Judgments, Supreme Court, New York County (John Cataldo, J.), rendered July 9, 2009, convicting defendants, after a jury trial, of robbery in the first and robbery second degrees, criminal possession of a weapon in the second degree (two counts) and criminal possession of a marijuana in the fifth degree, and sentencing defendant John to an aggregate term of 15 years, and sentencing defendant Pratt, as a second violent felony offender, to an aggregate term of 15 years, unanimously affirmed.

The court properly declined to suppress identification testimony.   The prompt showup was part of an unbroken chain of exigent events (see People v. Serrano, 219 A.D.2d 508, 631 N.Y.S.2d 340 [1995] ).   Immediately after the robbery, the identifying witness pointed out the car in which his assailants were fleeing.   The police pursued the car, stopped it, arrested defendants, and conducted a showup.

The overall effect of the allegedly suggestive circumstances was not significantly greater than what is inherent in any showup (see People v. Gatling, 38 A.D.3d 239, 240, 831 N.Y.S.2d 157 [2007], lv. denied 9 N.Y.3d 865, 840 N.Y.S.2d 894, 872 N.E.2d 1200 [2007] ).   Even assuming that the facts relating to the showup were as the officer testified on cross-examination rather than as he testified on direct and redirect examination, the showup was not unduly suggestive.  “[T]he witness, using his common sense, could have discerned that the likely reason for the prompt arrest was that the police had located the getaway car” (People v. Stewart, 257 A.D.2d 442, 443, 683 N.Y.S.2d 522 [1999], lv. denied 93 N.Y.2d 902, 689 N.Y.S.2d 714, 711 N.E.2d 990 [1999] ), and arrested the men whom the witness had described.   Accordingly, even if the officer gave the witness unnecessary information about the circumstances of the arrest, it was information the witness would have expected.

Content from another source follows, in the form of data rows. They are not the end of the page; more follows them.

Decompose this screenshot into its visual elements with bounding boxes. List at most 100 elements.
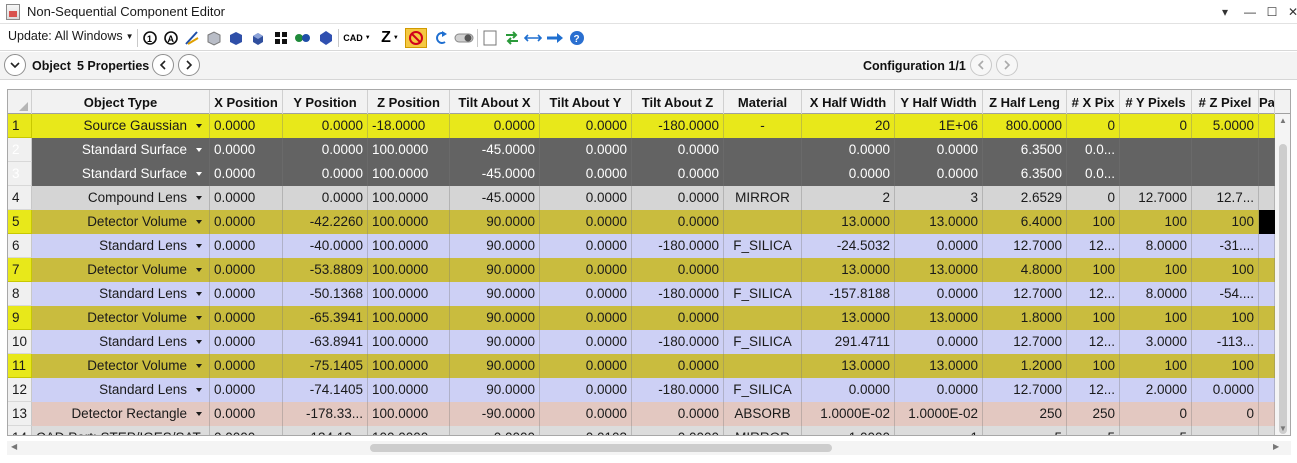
chevron-down-icon[interactable] bbox=[196, 220, 202, 224]
grid-cell[interactable] bbox=[724, 306, 802, 330]
grid-cell[interactable]: 0.0000 bbox=[540, 282, 632, 306]
table-row[interactable]: 9 Detector Volume 0.0000 -65.3941 100.0000 90… bbox=[8, 306, 1275, 330]
row-number[interactable]: 4 bbox=[8, 186, 32, 210]
grid-cell[interactable]: 0.0000 bbox=[632, 402, 724, 426]
column-header[interactable]: X Position bbox=[210, 90, 283, 114]
grid-cell[interactable]: 0.0000 bbox=[632, 162, 724, 186]
grid-cell[interactable]: 0.0000 bbox=[802, 378, 895, 402]
grid-cell[interactable]: -50.1368 bbox=[283, 282, 368, 306]
grid-cell[interactable]: F_SILICA bbox=[724, 234, 802, 258]
grid-cell[interactable]: 4.8000 bbox=[983, 258, 1067, 282]
chevron-down-icon[interactable] bbox=[196, 412, 202, 416]
vertical-scrollbar[interactable]: ▲ ▼ bbox=[1275, 114, 1290, 435]
chevron-down-icon[interactable] bbox=[196, 388, 202, 392]
grid-cell[interactable]: 12.7000 bbox=[983, 378, 1067, 402]
scroll-thumb[interactable] bbox=[370, 444, 832, 452]
grid-cell[interactable]: 13.0000 bbox=[895, 306, 983, 330]
grid-cell[interactable]: -180.0000 bbox=[632, 378, 724, 402]
grid-cell[interactable]: ABSORB bbox=[724, 402, 802, 426]
ellipses-icon[interactable] bbox=[294, 29, 312, 47]
grid-cell[interactable]: 100.0000 bbox=[368, 282, 450, 306]
grid-cell[interactable]: 100.0000 bbox=[368, 162, 450, 186]
column-header[interactable]: X Half Width bbox=[802, 90, 895, 114]
grid-cell[interactable]: -45.0000 bbox=[450, 162, 540, 186]
grid-cell[interactable]: 0.0000 bbox=[540, 186, 632, 210]
grid-cell[interactable]: 90.0000 bbox=[450, 378, 540, 402]
grid-cell[interactable]: 0.0000 bbox=[210, 234, 283, 258]
grid-cell[interactable]: 0.0000 bbox=[895, 234, 983, 258]
ignore-object-icon[interactable] bbox=[405, 28, 427, 48]
grid-cell[interactable]: F_SILICA bbox=[724, 378, 802, 402]
grid-cell[interactable]: 90.0000 bbox=[450, 234, 540, 258]
grid-cell[interactable]: 0 bbox=[1120, 402, 1192, 426]
grid-cell[interactable]: 0.0000 bbox=[540, 234, 632, 258]
grid-cell[interactable]: 100 bbox=[1067, 258, 1120, 282]
grid-cell[interactable]: 12... bbox=[1067, 282, 1120, 306]
object-type-cell[interactable]: Detector Rectangle bbox=[32, 402, 210, 426]
table-row[interactable]: 3 Standard Surface 0.0000 0.0000 100.0000 -45… bbox=[8, 162, 1275, 186]
grid-cell[interactable]: 0.0000 bbox=[895, 330, 983, 354]
grid-cell[interactable]: 0.0000 bbox=[283, 162, 368, 186]
grid-cell[interactable]: 0.0000 bbox=[210, 354, 283, 378]
chevron-down-icon[interactable] bbox=[196, 316, 202, 320]
object-type-cell[interactable]: Standard Lens bbox=[32, 234, 210, 258]
grid-cell[interactable]: 0.0000 bbox=[210, 210, 283, 234]
grid-cell[interactable]: 100 bbox=[1192, 210, 1259, 234]
column-header[interactable]: Tilt About Y bbox=[540, 90, 632, 114]
grid-cell[interactable] bbox=[724, 162, 802, 186]
horizontal-scrollbar[interactable]: ◀ ▶ bbox=[7, 441, 1291, 455]
grid-cell[interactable]: 0.0000 bbox=[802, 138, 895, 162]
table-row[interactable]: 6 Standard Lens 0.0000 -40.0000 100.0000 90.0… bbox=[8, 234, 1275, 258]
grid-cell[interactable]: 100.0000 bbox=[368, 306, 450, 330]
grid-cell[interactable]: 2 bbox=[802, 186, 895, 210]
grid-cell[interactable]: 291.4711 bbox=[802, 330, 895, 354]
row-number[interactable]: 8 bbox=[8, 282, 32, 306]
scroll-up-icon[interactable]: ▲ bbox=[1279, 116, 1287, 125]
grid-cell[interactable]: 0.0000 bbox=[632, 354, 724, 378]
grid-cell[interactable]: -74.1405 bbox=[283, 378, 368, 402]
grid-cell[interactable]: -178.33... bbox=[283, 402, 368, 426]
row-number[interactable]: 11 bbox=[8, 354, 32, 378]
grid-cell[interactable]: 0.0000 bbox=[540, 354, 632, 378]
column-header[interactable]: Pa bbox=[1259, 90, 1275, 114]
grid-cell[interactable]: 0.0000 bbox=[895, 162, 983, 186]
grid-cell[interactable]: 90.0000 bbox=[450, 210, 540, 234]
chevron-down-icon[interactable] bbox=[196, 244, 202, 248]
grid-cell[interactable]: 0.0000 bbox=[210, 378, 283, 402]
arrow-right-icon[interactable] bbox=[546, 29, 564, 47]
prev-object-button[interactable] bbox=[152, 54, 174, 76]
grid-cell[interactable] bbox=[1259, 354, 1275, 378]
column-header[interactable]: Z Half Leng bbox=[983, 90, 1067, 114]
grid-cell[interactable]: 0.0000 bbox=[632, 186, 724, 210]
grid-cell[interactable]: 0.0000 bbox=[895, 282, 983, 306]
grid-cell[interactable]: 0.0000 bbox=[283, 186, 368, 210]
update-all-icon[interactable]: A bbox=[162, 29, 180, 47]
grid-cell[interactable]: 0.0000 bbox=[632, 306, 724, 330]
table-row[interactable]: 4 Compound Lens 0.0000 0.0000 100.0000 -45.00… bbox=[8, 186, 1275, 210]
grid-cell[interactable]: 13.0000 bbox=[895, 258, 983, 282]
grid-cell[interactable]: 3.0000 bbox=[1120, 330, 1192, 354]
row-number[interactable]: 1 bbox=[8, 114, 32, 138]
chevron-down-icon[interactable] bbox=[196, 340, 202, 344]
grid-cell[interactable]: 0.0000 bbox=[283, 114, 368, 138]
grid-cell[interactable] bbox=[1259, 426, 1275, 435]
grid-cell[interactable]: 0.0000 bbox=[210, 162, 283, 186]
grid-cell[interactable]: -180.0000 bbox=[632, 234, 724, 258]
grid-cell[interactable]: 100 bbox=[1067, 210, 1120, 234]
grid-cell[interactable]: 13.0000 bbox=[895, 210, 983, 234]
chevron-down-icon[interactable] bbox=[196, 172, 202, 176]
table-row[interactable]: 2 Standard Surface 0.0000 0.0000 100.0000 -45… bbox=[8, 138, 1275, 162]
grid-cell[interactable]: 0.0000 bbox=[540, 210, 632, 234]
column-header[interactable]: Tilt About X bbox=[450, 90, 540, 114]
grid-cell[interactable]: -134.12... bbox=[283, 426, 368, 435]
grid-cell[interactable]: 0.0000 bbox=[540, 402, 632, 426]
grid-cell[interactable] bbox=[1259, 330, 1275, 354]
grid-cell[interactable]: 0.0000 bbox=[540, 162, 632, 186]
row-number[interactable]: 5 bbox=[8, 210, 32, 234]
grid-cell[interactable]: 90.0000 bbox=[450, 354, 540, 378]
next-object-button[interactable] bbox=[178, 54, 200, 76]
grid-cell[interactable]: 100.0000 bbox=[368, 186, 450, 210]
object-type-cell[interactable]: Standard Surface bbox=[32, 138, 210, 162]
table-row[interactable]: 10 Standard Lens 0.0000 -63.8941 100.0000 90.… bbox=[8, 330, 1275, 354]
object-type-cell[interactable]: Detector Volume bbox=[32, 258, 210, 282]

The court's Sandoval ruling regarding defendant Pratt balanced the appropriate factors and was a proper exercise of discretion (see People v. Hayes, 97 N.Y.2d 203, 738 N.Y.S.2d 663, 764 N.E.2d 963 [2002];  People v. Walker, 83 N.Y.2d 455, 458–459, 611 N.Y.S.2d 118, 633 N.E.2d 472 [1994];  People v. Pavao, 59 N.Y.2d 282, 292, 464 N.Y.S.2d 458, 451 N.E.2d 216 [1983] ).   The court minimized any potential prejudice when it precluded almost all inquiry into the underlying facts of Pratt's prior convictions.

The other evidentiary rulings challenged by defendants were proper exercises of discretion.   In any event, any error regarding either or both rulings was harmless in light of the overwhelming evidence of guilt (see People v. Crimmins, 36 N.Y.2d 230, 367 N.Y.S.2d 213, 326 N.E.2d 787 [1975] ).

We perceive no basis for reducing the sentences.

We have considered and rejected defendant Pratt's pro se claims.